O médico não teve tempo de terminar a frase e foi interrompido pela paciente:
- Se houvesse um jeito de dar fim naquela infeliz...
- Ora, Mariângela, eu a conheço desde os tempos do ginásio e sei perfeitamente que não teria coragem de fazer uma coisa dessas - disse seu interlocutor com um discreto sorriso.
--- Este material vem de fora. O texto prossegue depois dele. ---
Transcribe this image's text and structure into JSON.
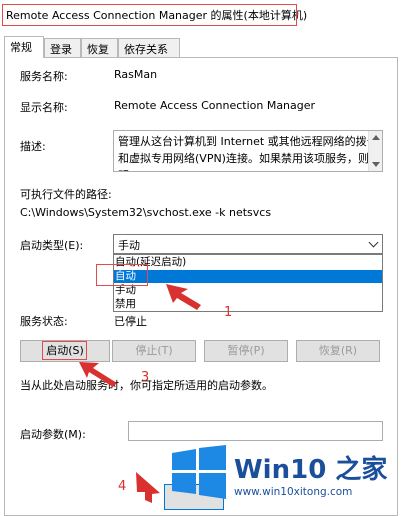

- Este negócio de coragem é muito relativo. Já vi gente fazendo o impensável. Tudo depende da situação a que certas pessoas são expostas. Um ameaça, por exemplo...
- É, mas este não é o caso pelo que sei. Não acredito que a mãe do Fernando venha te importunando de tal forma que esteja pensando em matá-la.
- Olha, vou lhe dizer uma coisa: se pudesse dar um jeito nela sem que ninguém descobrisse que fui eu, esteja certo de que faria isto. E sem nenhum remorso ou peso na consciência.
- É mesmo verdade isto que está dizendo? - indagou o médico, naquele instante já mostrando-se visivelmente preocupado com o que estava ouvindo.
Seria mesmo sua velha amiga capaz de algo daquela natureza? Afinal estava ela falando, e com certo grau de seriedade, em tirar a vida de alguém.
Por um momento lembrou-se das palavras ouvidas instantes atrás: "Tudo depende da situação a que certas pessoas são expostas."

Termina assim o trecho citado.